元歪脖这会儿没一句废话了,狼狈地从沙发上揪起外裤,套上就跑。但元木懒得看,听他叮叮咣咣响了一阵也不觉得吵,只像锣鼓欢送把这瘟神推出去。数到五十六,平时逍遥散漫的元歪脖就摔上门屁滚尿流地出去了。看他冲到门口时元木还不情愿地嘱咐一句,说下楼右拐的楼侧面有个小门,里面和所有一楼家的小院连在一块,能躲能跑。

元歪脖的棉裤和外裤提得参差不齐,右脚鞋的脚后跟也踩扁了。但他顾不上那么多,一口气跑到他儿子说的小门前就钻了进去。生人一般找不到,再不济还可以跨过人家院子过到另一边,顺着那头的路跑掉。

所以元木认为已经帮到底了。他这会儿用两根手指扯着高领衫领口,仰着头靠在门框上喘气。至于他为什么穿高领衫,还是要怪电视机。晚上一吃完饭,天气预报的片头就转着四个季节的地球跳出来,音乐噔噔响完开始播报。主持人说有一股来自西伯利亚的冷空气席卷北方大地,元雅都能重复了,说“西博李雅冷空气洗卷北方”。她不知道西伯利亚,不知道席卷,以为“西博”和她读的小博士幼儿园一样是什么地方的名字,李雅又是和自己叫元雅一样的道理。

元木知道西伯利亚,在头顶上的俄罗斯。但知道也没用,他听见这话照样头疼。前阵子还暖和得棉袄里穿单衣,冷空气以来,气温骤降,于是好些人就被冻感冒了。比如元雅就是被幼儿园其他感冒的小孩给传染的。

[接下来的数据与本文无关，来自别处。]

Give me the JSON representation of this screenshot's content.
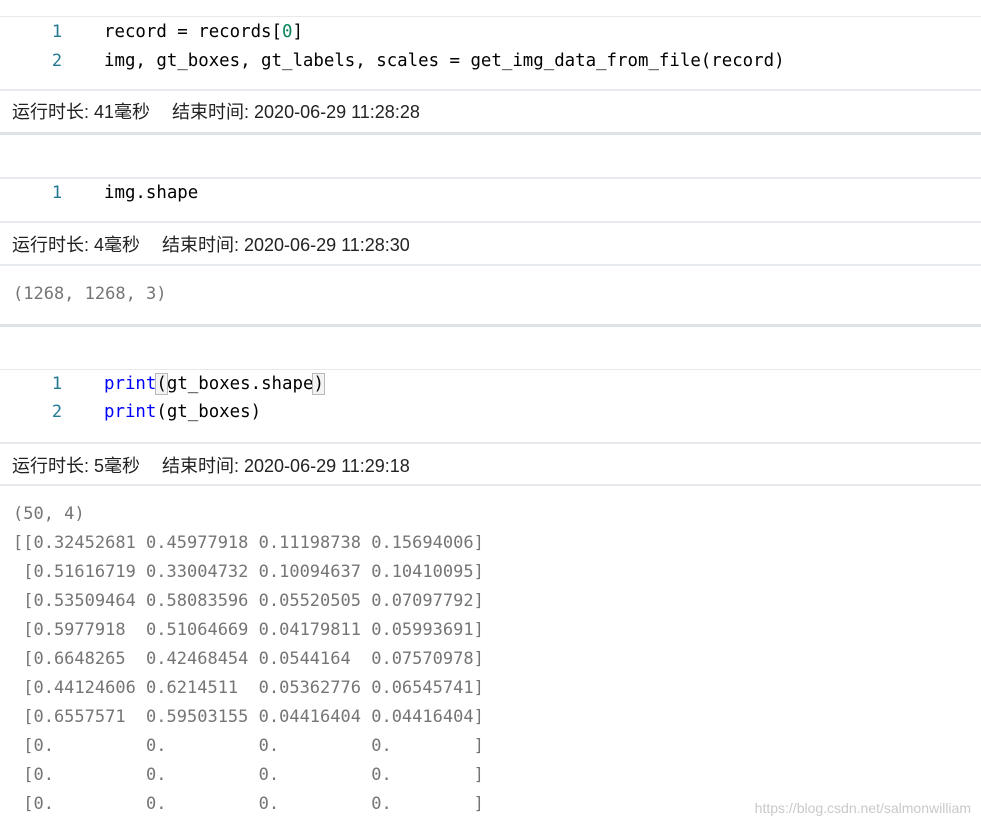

想到这儿他记起给元雅买的黄桃罐头还放在桌上,跑得太急忘了拿回来。而且跑回来是顶风骑车,后果就是头发被吹得像个鸡窝。元木倚着门框骨碌了一下,转过去面对着镜子才看到。鸡窝就鸡窝吧,元木用手抓了两下头顶,勉强把竖起来的头发按下去。

歇过气儿,他一转头又瞧见门口的拖鞋。自己脚上还踩着外穿的,元木赶忙过去换掉。蹲着解鞋带时他盯着旁边的鞋看了几眼,斟酌一下,又拿了个塑料袋把剩下拖鞋全装进去,一股脑塞进鞋柜。

他回来也有一阵,估计元歪脖是躲好了。不过迟迟不见有谁追来,元木就去厨房转了一圈,趴在阳台窗户上看了看。没看到人,只有个翻垃圾桶找塑料瓶的。看到这儿他想起楼道里还放着他和他妈攒的一兜塑料瓶,没来及去废品站卖,可别被人清走了。于是元木顾着这事,想先拿进屋里来。

结果一开门,猛地发现楼道里站了好几个人。就站在缓步台上四楼的这段楼梯上,和他看了个大眼瞪小眼。其实只有半秒钟,元木反应迅速地收手,把沉重的防盗门砰的一声扯回来。

关门前他还像看电影慢镜头似的看见有人的五官抖动,忽然朝他瞪大了眼。门合上就听一声喊隔着门传来:“就是他!”

是个屁。元木在心里骂了一句,但站在门后面没敢走。俗话说是自报家门,他倒好,成了自开家门。在短暂的安静里他转头看见门口杂货架上放着个手机。黑的,周围一圈都磨掉了漆。不用想,肯定是元歪脖跑得着急扔在这儿的。他刚一把抓到手里,面前的门就被敲响了,敲得像抡起锤子在砸。判断防盗门不会这么快就碎掉,他飞快地按开手机,在短信界面拼了“人来了”三个字,给石浮洋的小灵通号发过去。

在防盗门被这几个人拍碎之前,元木在砸门声中开口了。他扯嗓子问:“谁啊?”也许因为他贴着门喊,砰砰的巨响这才停下了。他就凑过去从门镜看,看见灰溜溜的水泥楼道里只站着一个人,脸颊干瘪,人黑黢黢的,像元歪脖的大脚趾。但第一声只是把拍门喊停了,元木又问了第二句:“什么事?”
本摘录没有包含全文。